問題のあるサブネットを検索するには、次のコマンドを使用します。

 $>sudo zgrep -h "Ban " /var/log/fail2ban.log* | awk '{print $NF}' | awk -F\. '{print $1"."$2"."}' | sort | uniq -c | sort -n | tail
      
      

        
        
        
      

    
        
        
        
      
      

        
        
        
      

    
     

特定のサブネットからの攻撃が定期的に発生することがログファイルの分析で示されている場合、継続的にブロックできます。 ただし、その前に、サブネットが属する国を確認する価値があります。
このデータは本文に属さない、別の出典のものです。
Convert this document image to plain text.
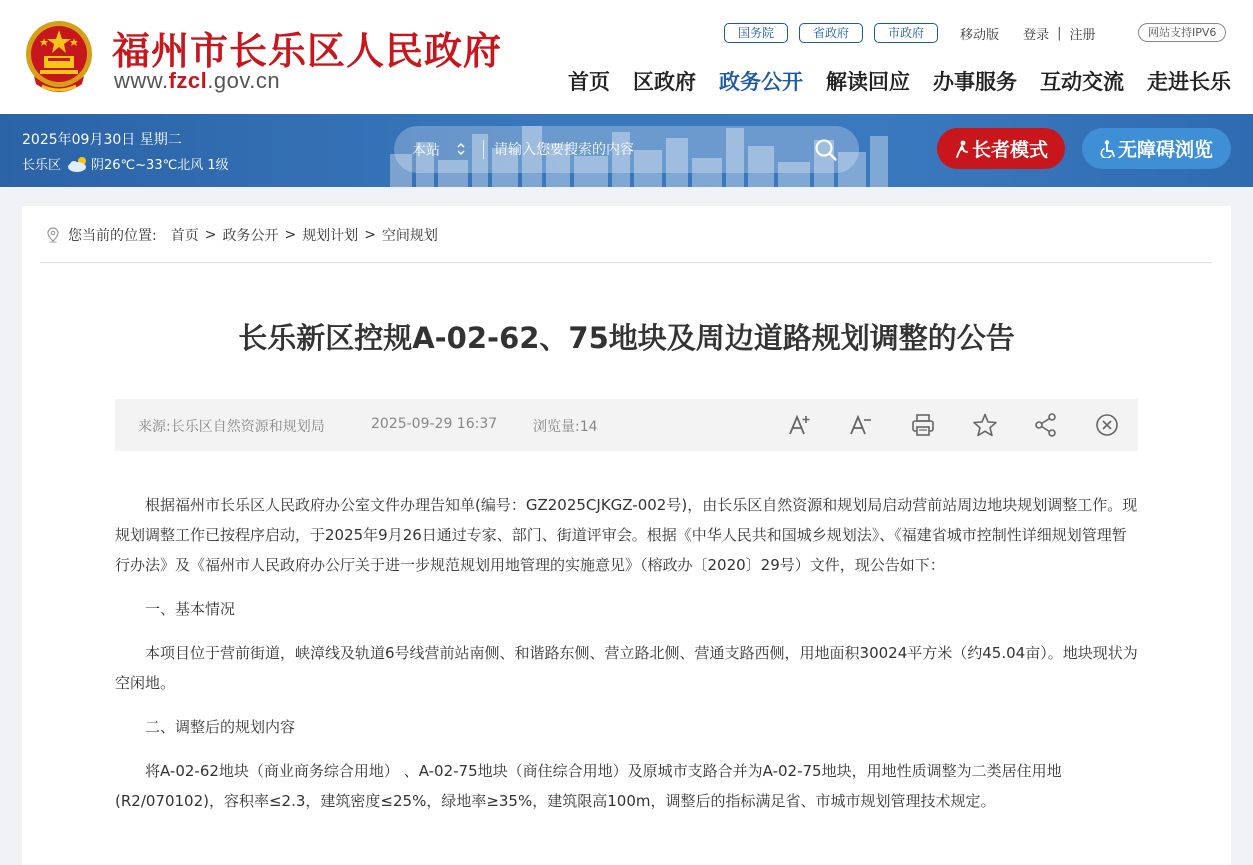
福州市长乐区人民政府
www.fzcl.gov.cn
国务院	省政府	市政府	移动版 登录 | 注册	网站支持IPV6
首页 区政府 政务公开 解读回应 办事服务 互动交流 走进长乐
2025年09月30日 星期二
长乐区 阴26℃~33℃北风 1级
本站
请输入您要搜索的内容	长者模式	无障碍浏览
您当前的位置: 首页 > 政务公开 > 规划计划 > 空间规划
长乐新区控规A-02-62、75地块及周边道路规划调整的公告
来源:长乐区自然资源和规划局	2025-09-29 16:37	浏览量:14

根据福州市长乐区人民政府办公室文件办理告知单(编号：GZ2025CJKGZ-002号)，由长乐区自然资源和规划局启动营前站周边地块规划调整工作。现规划调整工作已按程序启动，于2025年9月26日通过专家、部门、街道评审会。根据《中华人民共和国城乡规划法》、《福建省城市控制性详细规划管理暂行办法》及《福州市人民政府办公厅关于进一步规范规划用地管理的实施意见》（榕政办〔2020〕29号）文件，现公告如下：

一、基本情况

本项目位于营前街道，峡漳线及轨道6号线营前站南侧、和谐路东侧、营立路北侧、营通支路西侧，用地面积30024平方米（约45.04亩）。地块现状为空闲地。

二、调整后的规划内容

将A-02-62地块（商业商务综合用地） 、A-02-75地块（商住综合用地）及原城市支路合并为A-02-75地块，用地性质调整为二类居住用地(R2/070102)，容积率≤2.3，建筑密度≤25%，绿地率≥35%，建筑限高100m，调整后的指标满足省、市城市规划管理技术规定。
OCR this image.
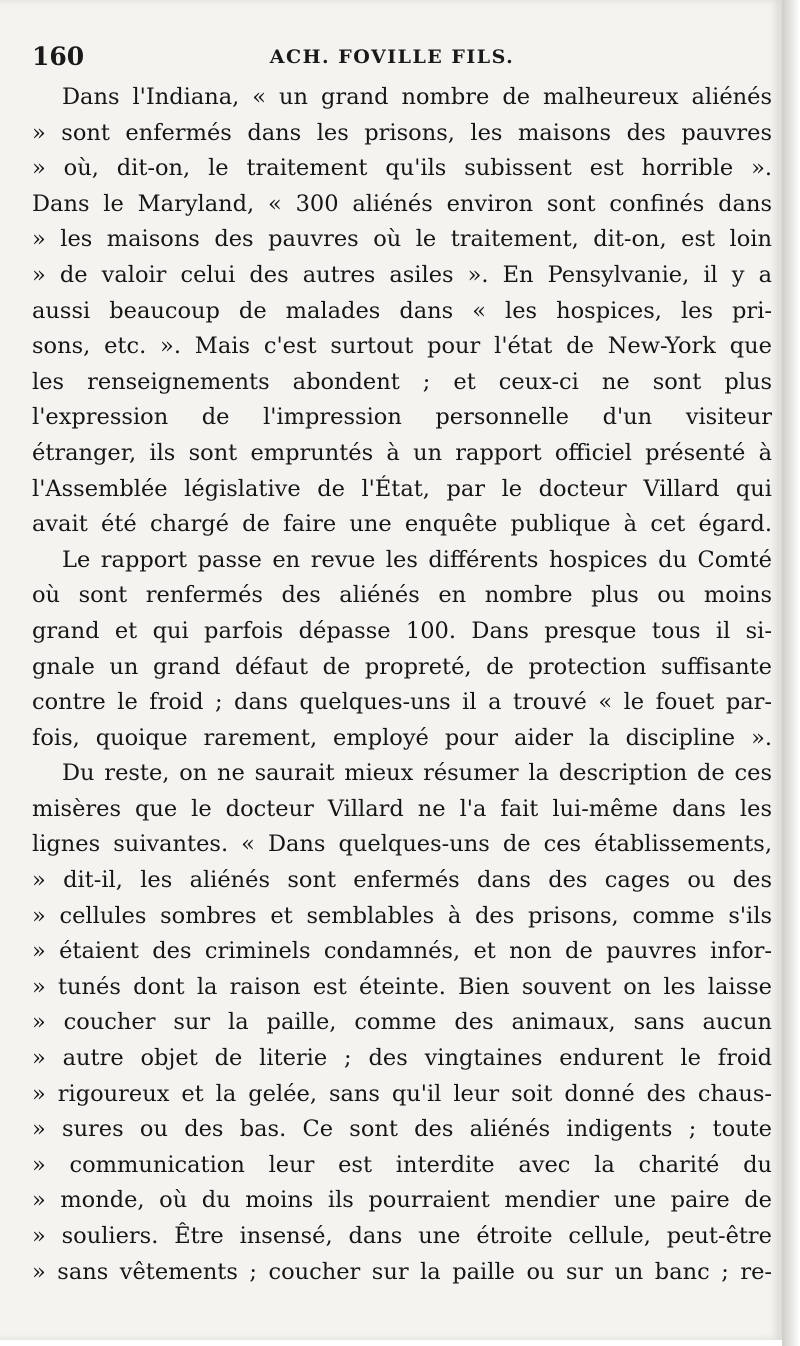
160	ACH. FOVILLE FILS.
Dans l'Indiana, « un grand nombre de malheureux aliénés
» sont enfermés dans les prisons, les maisons des pauvres
» où, dit-on, le traitement qu'ils subissent est horrible ».
Dans le Maryland, « 300 aliénés environ sont confinés dans
» les maisons des pauvres où le traitement, dit-on, est loin
» de valoir celui des autres asiles ». En Pensylvanie, il y a
aussi beaucoup de malades dans « les hospices, les pri-
sons, etc. ». Mais c'est surtout pour l'état de New-York que
les renseignements abondent ; et ceux-ci ne sont plus
l'expression de l'impression personnelle d'un visiteur
étranger, ils sont empruntés à un rapport officiel présenté à
l'Assemblée législative de l'État, par le docteur Villard qui
avait été chargé de faire une enquête publique à cet égard.
Le rapport passe en revue les différents hospices du Comté
où sont renfermés des aliénés en nombre plus ou moins
grand et qui parfois dépasse 100. Dans presque tous il si-
gnale un grand défaut de propreté, de protection suffisante
contre le froid ; dans quelques-uns il a trouvé « le fouet par-
fois, quoique rarement, employé pour aider la discipline ».
Du reste, on ne saurait mieux résumer la description de ces
misères que le docteur Villard ne l'a fait lui-même dans les
lignes suivantes. « Dans quelques-uns de ces établissements,
» dit-il, les aliénés sont enfermés dans des cages ou des
» cellules sombres et semblables à des prisons, comme s'ils
» étaient des criminels condamnés, et non de pauvres infor-
» tunés dont la raison est éteinte. Bien souvent on les laisse
» coucher sur la paille, comme des animaux, sans aucun
» autre objet de literie ; des vingtaines endurent le froid
» rigoureux et la gelée, sans qu'il leur soit donné des chaus-
» sures ou des bas. Ce sont des aliénés indigents ; toute
» communication leur est interdite avec la charité du
» monde, où du moins ils pourraient mendier une paire de
» souliers. Être insensé, dans une étroite cellule, peut-être
» sans vêtements ; coucher sur la paille ou sur un banc ; re-
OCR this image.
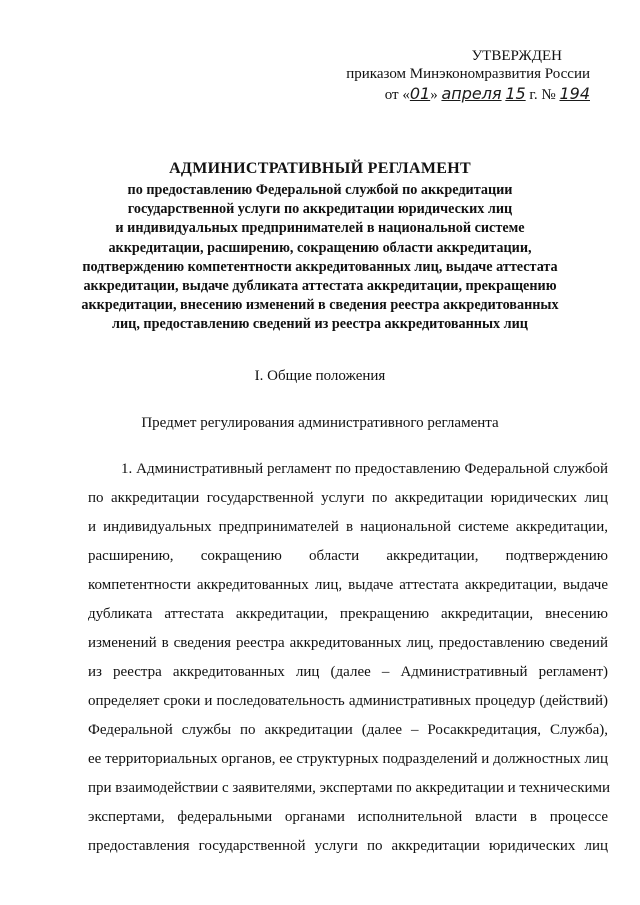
УТВЕРЖДЕН
приказом Минэкономразвития России
от «01» апреля 15 г. № 194
АДМИНИСТРАТИВНЫЙ РЕГЛАМЕНТ
по предоставлению Федеральной службой по аккредитации
государственной услуги по аккредитации юридических лиц
и индивидуальных предпринимателей в национальной системе
аккредитации, расширению, сокращению области аккредитации,
подтверждению компетентности аккредитованных лиц, выдаче аттестата
аккредитации, выдаче дубликата аттестата аккредитации, прекращению
аккредитации, внесению изменений в сведения реестра аккредитованных
лиц, предоставлению сведений из реестра аккредитованных лиц
I. Общие положения
Предмет регулирования административного регламента
1. Административный регламент по предоставлению Федеральной службой
по аккредитации государственной услуги по аккредитации юридических лиц
и индивидуальных предпринимателей в национальной системе аккредитации,
расширению, сокращению области аккредитации, подтверждению
компетентности аккредитованных лиц, выдаче аттестата аккредитации, выдаче
дубликата аттестата аккредитации, прекращению аккредитации, внесению
изменений в сведения реестра аккредитованных лиц, предоставлению сведений
из реестра аккредитованных лиц (далее – Административный регламент)
определяет сроки и последовательность административных процедур (действий)
Федеральной службы по аккредитации (далее – Росаккредитация, Служба),
ее территориальных органов, ее структурных подразделений и должностных лиц
при взаимодействии с заявителями, экспертами по аккредитации и техническими
экспертами, федеральными органами исполнительной власти в процессе
предоставления государственной услуги по аккредитации юридических лиц
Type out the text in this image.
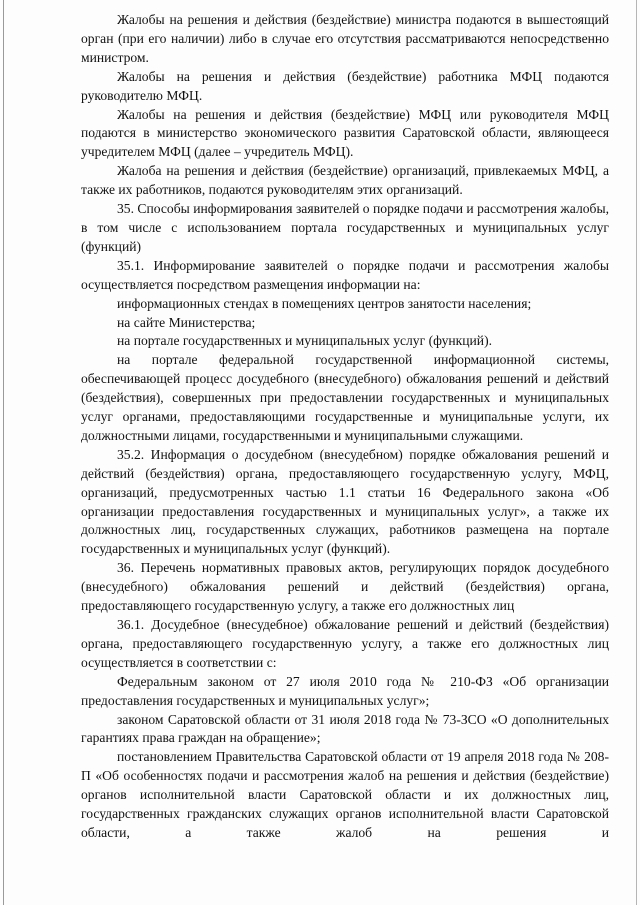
Жалобы на решения и действия (бездействие) министра подаются в вышестоящий орган (при его наличии) либо в случае его отсутствия рассматриваются непосредственно министром.

Жалобы на решения и действия (бездействие) работника МФЦ подаются руководителю МФЦ.

Жалобы на решения и действия (бездействие) МФЦ или руководителя МФЦ подаются в министерство экономического развития Саратовской области, являющееся учредителем МФЦ (далее – учредитель МФЦ).

Жалоба на решения и действия (бездействие) организаций, привлекаемых МФЦ, а также их работников, подаются руководителям этих организаций.

35. Способы информирования заявителей о порядке подачи и рассмотрения жалобы, в том числе с использованием портала государственных и муниципальных услуг (функций)

35.1. Информирование заявителей о порядке подачи и рассмотрения жалобы осуществляется посредством размещения информации на:

информационных стендах в помещениях центров занятости населения;

на сайте Министерства;

на портале государственных и муниципальных услуг (функций).

на портале федеральной государственной информационной системы, обеспечивающей процесс досудебного (внесудебного) обжалования решений и действий (бездействия), совершенных при предоставлении государственных и муниципальных услуг органами, предоставляющими государственные и муниципальные услуги, их должностными лицами, государственными и муниципальными служащими.

35.2. Информация о досудебном (внесудебном) порядке обжалования решений и действий (бездействия) органа, предоставляющего государственную услугу, МФЦ, организаций, предусмотренных частью 1.1 статьи 16 Федерального закона «Об организации предоставления государственных и муниципальных услуг», а также их должностных лиц, государственных служащих, работников размещена на портале государственных и муниципальных услуг (функций).

36. Перечень нормативных правовых актов, регулирующих порядок досудебного (внесудебного) обжалования решений и действий (бездействия) органа, предоставляющего государственную услугу, а также его должностных лиц

36.1. Досудебное (внесудебное) обжалование решений и действий (бездействия) органа, предоставляющего государственную услугу, а также его должностных лиц осуществляется в соответствии с:

Федеральным законом от 27 июля 2010 года № 210-ФЗ «Об организации предоставления государственных и муниципальных услуг»;

законом Саратовской области от 31 июля 2018 года № 73-ЗСО «О дополнительных гарантиях права граждан на обращение»;

постановлением Правительства Саратовской области от 19 апреля 2018 года № 208-П «Об особенностях подачи и рассмотрения жалоб на решения и действия (бездействие) органов исполнительной власти Саратовской области и их должностных лиц, государственных гражданских служащих органов исполнительной власти Саратовской области, а также жалоб на решения и
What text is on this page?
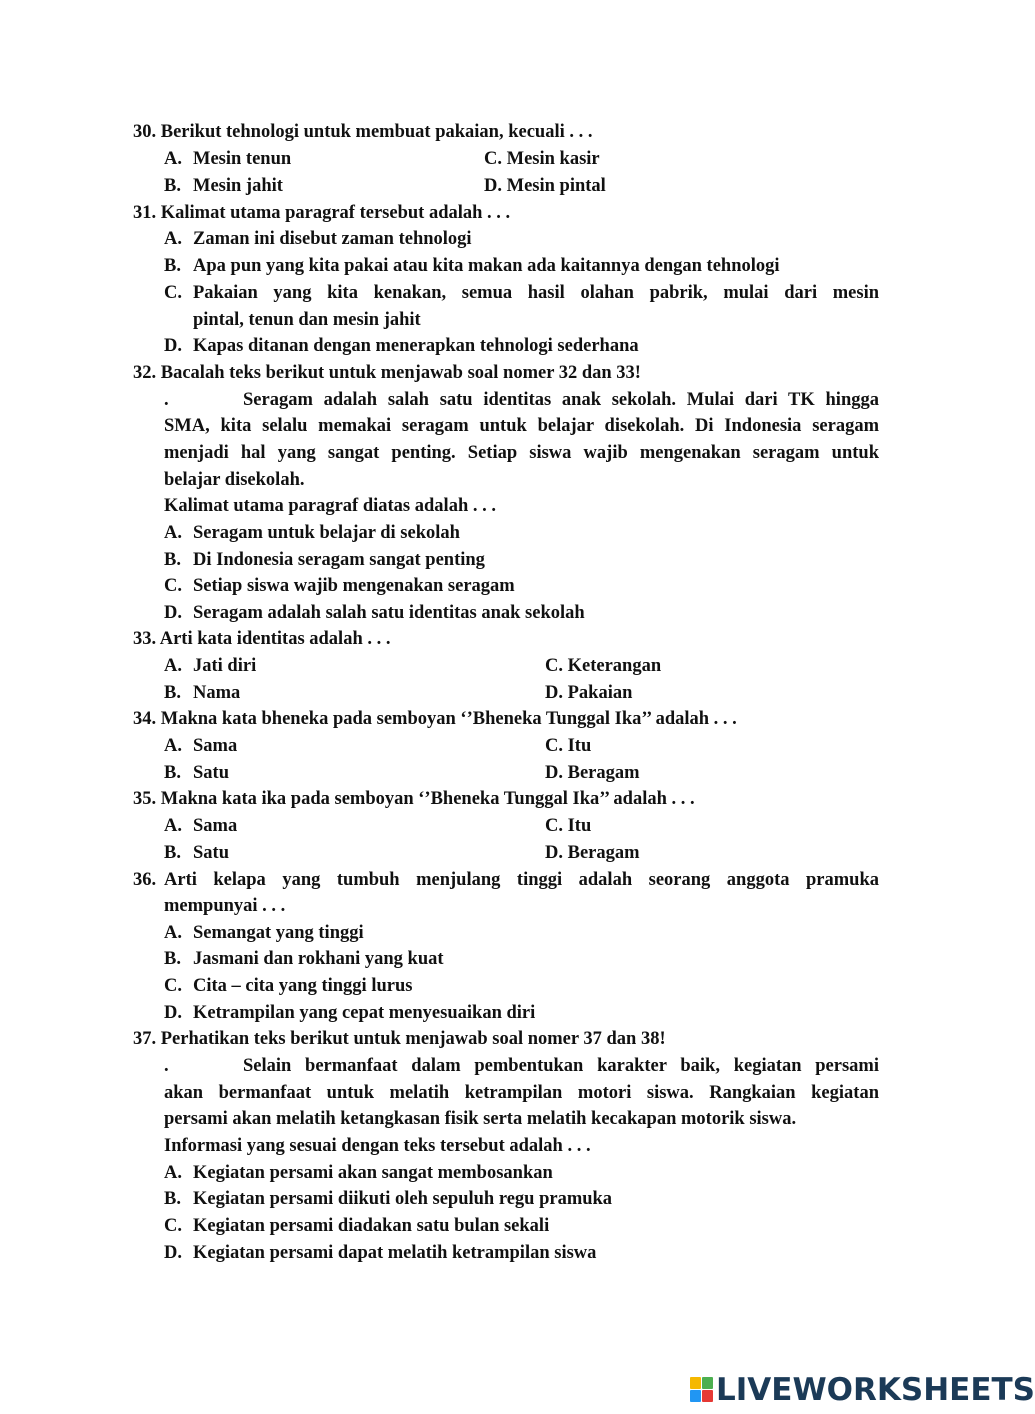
30. Berikut tehnologi untuk membuat pakaian, kecuali . . .
A. Mesin tenun	C. Mesin kasir
B. Mesin jahit	D. Mesin pintal
31. Kalimat utama paragraf tersebut adalah . . .
A. Zaman ini disebut zaman tehnologi
B. Apa pun yang kita pakai atau kita makan ada kaitannya dengan tehnologi
C. Pakaian yang kita kenakan, semua hasil olahan pabrik, mulai dari mesin
pintal, tenun dan mesin jahit
D. Kapas ditanan dengan menerapkan tehnologi sederhana
32. Bacalah teks berikut untuk menjawab soal nomer 32 dan 33!
.	Seragam adalah salah satu identitas anak sekolah. Mulai dari TK hingga
SMA, kita selalu memakai seragam untuk belajar disekolah. Di Indonesia seragam
menjadi hal yang sangat penting. Setiap siswa wajib mengenakan seragam untuk
belajar disekolah.
Kalimat utama paragraf diatas adalah . . .
A. Seragam untuk belajar di sekolah
B. Di Indonesia seragam sangat penting
C. Setiap siswa wajib mengenakan seragam
D. Seragam adalah salah satu identitas anak sekolah
33. Arti kata identitas adalah . . .
A. Jati diri	C. Keterangan
B. Nama	D. Pakaian
34. Makna kata bheneka pada semboyan ‘’Bheneka Tunggal Ika’’ adalah . . .
A. Sama	C. Itu
B. Satu	D. Beragam
35. Makna kata ika pada semboyan ‘’Bheneka Tunggal Ika’’ adalah . . .
A. Sama	C. Itu
B. Satu	D. Beragam
36. Arti kelapa yang tumbuh menjulang tinggi adalah seorang anggota pramuka
mempunyai . . .
A. Semangat yang tinggi
B. Jasmani dan rokhani yang kuat
C. Cita – cita yang tinggi lurus
D. Ketrampilan yang cepat menyesuaikan diri
37. Perhatikan teks berikut untuk menjawab soal nomer 37 dan 38!
.	Selain bermanfaat dalam pembentukan karakter baik, kegiatan persami
akan bermanfaat untuk melatih ketrampilan motori siswa. Rangkaian kegiatan
persami akan melatih ketangkasan fisik serta melatih kecakapan motorik siswa.
Informasi yang sesuai dengan teks tersebut adalah . . .
A. Kegiatan persami akan sangat membosankan
B. Kegiatan persami diikuti oleh sepuluh regu pramuka
C. Kegiatan persami diadakan satu bulan sekali
D. Kegiatan persami dapat melatih ketrampilan siswa
LIVEWORKSHEETS
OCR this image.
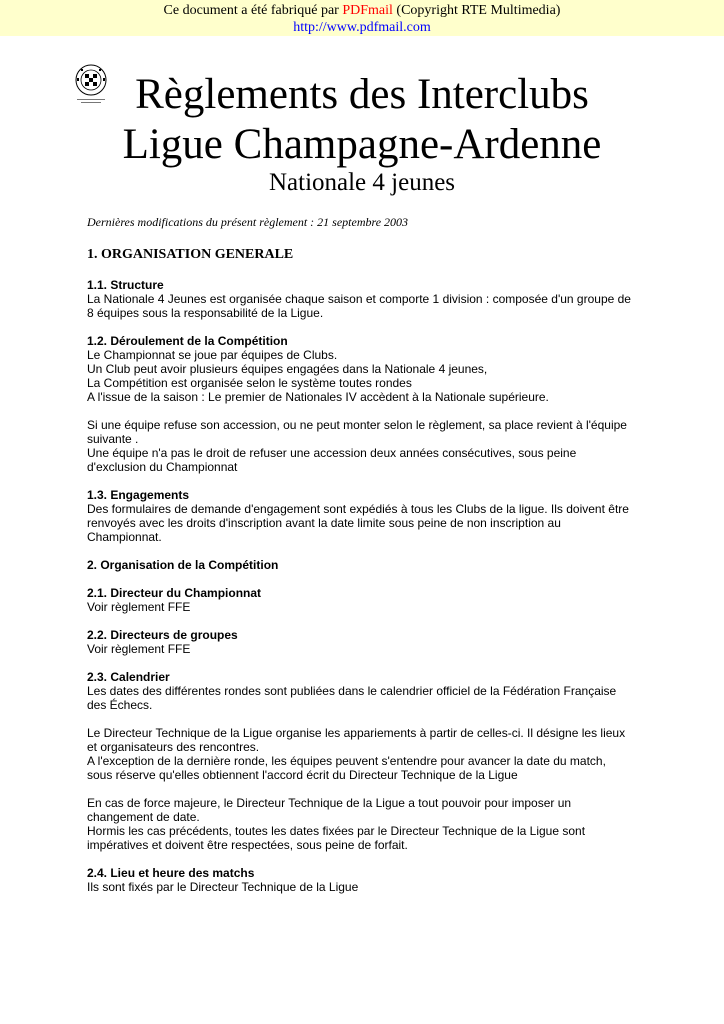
Ce document a été fabriqué par PDFmail (Copyright RTE Multimedia)
http://www.pdfmail.com
Règlements des Interclubs
Ligue Champagne-Ardenne
Nationale 4 jeunes
Dernières modifications du présent règlement : 21 septembre 2003
1. ORGANISATION GENERALE
1.1. Structure
La Nationale 4 Jeunes est organisée chaque saison et comporte 1 division : composée d'un groupe de
8 équipes sous la responsabilité de la Ligue.
1.2. Déroulement de la Compétition
Le Championnat se joue par équipes de Clubs.
Un Club peut avoir plusieurs équipes engagées dans la Nationale 4 jeunes,
La Compétition est organisée selon le système toutes rondes
A l'issue de la saison : Le premier de Nationales IV accèdent à la Nationale supérieure.
Si une équipe refuse son accession, ou ne peut monter selon le règlement, sa place revient à l'équipe
suivante .
Une équipe n'a pas le droit de refuser une accession deux années consécutives, sous peine
d'exclusion du Championnat
1.3. Engagements
Des formulaires de demande d'engagement sont expédiés à tous les Clubs de la ligue. Ils doivent être
renvoyés avec les droits d'inscription avant la date limite sous peine de non inscription au
Championnat.
2. Organisation de la Compétition
2.1. Directeur du Championnat
Voir règlement FFE
2.2. Directeurs de groupes
Voir règlement FFE
2.3. Calendrier
Les dates des différentes rondes sont publiées dans le calendrier officiel de la Fédération Française
des Échecs.
Le Directeur Technique de la Ligue organise les appariements à partir de celles-ci. Il désigne les lieux
et organisateurs des rencontres.
A l'exception de la dernière ronde, les équipes peuvent s'entendre pour avancer la date du match,
sous réserve qu'elles obtiennent l'accord écrit du Directeur Technique de la Ligue
En cas de force majeure, le Directeur Technique de la Ligue a tout pouvoir pour imposer un
changement de date.
Hormis les cas précédents, toutes les dates fixées par le Directeur Technique de la Ligue sont
impératives et doivent être respectées, sous peine de forfait.
2.4. Lieu et heure des matchs
Ils sont fixés par le Directeur Technique de la Ligue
たとえば、サブネット221.229からsshdポートへの接続をブロックする方法は次のとおりです。

 $>sudo iptables -I INPUT -p tcp -s 221.229.0.0/255.255.0.0 --dport ssh -j REJECT --reject-with tcp-reset
      
      

        
        
        
      

    
        
        
        
      
      

        
        
        
      

    
     

iptablesルールによってブロックされたものを正確に調べるには、次のコマンドを使用できます。

 $>sudo iptables -vnL INPUT --line-numbers
      
      

        
        
        
      

    
        
        
        
      
      

        
        
        
      

    
     

サーバーの再起動後もiptablesルールを維持するには、Ubuntuにiptables-persistentパッケージをインストールします。

 $>sudo apt-get install iptables-persistent $>cat /etc/iptables/rules.v4
      
      

        
        
        
      

    
        
        
        
      
      

        
        
        
      

    
     

iptablesルールを編集した場合は、次のコマンドを使用します。

 $>sudo bash -c "iptables-save  > /etc/iptables/rules.v4"
      
      

        
        
        
      

    
        
        
        
      
      

        
        
        
      

    
     

ルールファイルは手動で編集することはお勧めしません。その形式は、すべてが正常に機能するために重要であるためです。

まとめ

Linuxサーバーのハッキングをチェックする方法と、保護の改善について話しました。 私たちのヒントが、システムの情報セキュリティのレベルを高めるのに役立つことを願っています。